The magician made a complicated pass and a notification popped up in front of Sarah’s eyes.
+10000 Stealth
“Wow, that’s quite a bit of Stealth,” she commented.
“You’ve actually overflowed,” the magician said, “so it won’t ever go down. You don’t have to worry now about concentrating on it; you’ll be cloaked for as long as you like, and you’ll be able to deactivate it at will.”
“Thank you,” Sarah said. “Now how do I defeat the Game Master?”
“It might not be possible,” the Great González said thoughtfully. “His abilities will always be far superior to yours. But you can try to sever the link between him and the AI that is partially controlling the game. Maybe it’s too late and the AI is already in charge of everything, but if not, detaching him from it could make it possible for you to find a way to defeat him. Bear in mind that this detaching most probably means that you’ll be killing him. I mean the human part. At the very least, his mind will be irreparably damaged, having lost part of itself.”
Sarah shuddered at the thought. The reveal that Victor had kidnapped Mike and trapped her inside the game was revolting, but she didn’t know if she wanted to kill the man.
“Is there any other way?”
“I don’t know. Maybe you could try to talk to him, convince him to let you and your boyfriend go. That’s not likely to work.”

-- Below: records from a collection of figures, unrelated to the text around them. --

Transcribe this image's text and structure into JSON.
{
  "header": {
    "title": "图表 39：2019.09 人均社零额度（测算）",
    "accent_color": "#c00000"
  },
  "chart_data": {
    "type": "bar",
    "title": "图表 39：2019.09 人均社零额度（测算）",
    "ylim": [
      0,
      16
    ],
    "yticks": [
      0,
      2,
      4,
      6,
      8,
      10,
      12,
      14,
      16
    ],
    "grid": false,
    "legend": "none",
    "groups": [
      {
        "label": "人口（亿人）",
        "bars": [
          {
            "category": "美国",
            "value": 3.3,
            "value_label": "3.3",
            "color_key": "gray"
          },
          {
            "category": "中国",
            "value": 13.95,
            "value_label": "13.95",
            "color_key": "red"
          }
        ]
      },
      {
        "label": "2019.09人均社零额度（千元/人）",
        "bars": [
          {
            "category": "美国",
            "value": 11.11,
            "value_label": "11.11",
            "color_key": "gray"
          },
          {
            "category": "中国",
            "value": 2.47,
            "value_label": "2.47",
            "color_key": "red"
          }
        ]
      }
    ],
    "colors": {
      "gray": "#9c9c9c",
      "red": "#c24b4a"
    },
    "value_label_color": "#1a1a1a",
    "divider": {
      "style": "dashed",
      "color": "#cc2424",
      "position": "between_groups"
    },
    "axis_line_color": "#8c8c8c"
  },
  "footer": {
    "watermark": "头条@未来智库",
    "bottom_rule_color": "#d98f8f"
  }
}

Sarah stood pensive for a few moments. Then she said, “Well, I’ll do what I have to do. Thank you so much for your help. It means so much to me.” She reminded herself that the Great González was just a computer program, not a real person, but she couldn’t help herself.
“There is a fortress in the sky,” the magician said, barely acknowledging her gratefulness. “That’s where you’ll find the Game Master. He calls it Inverness. If you could fly, you could go there right now, I guess. But it might be better to train a bit before going, anyway. He’s too powerful for you.”
“Oh, nevermind,” Sarah replied. “I need to make a stop first. If you’re so kind to unfreeze my friend, that is.”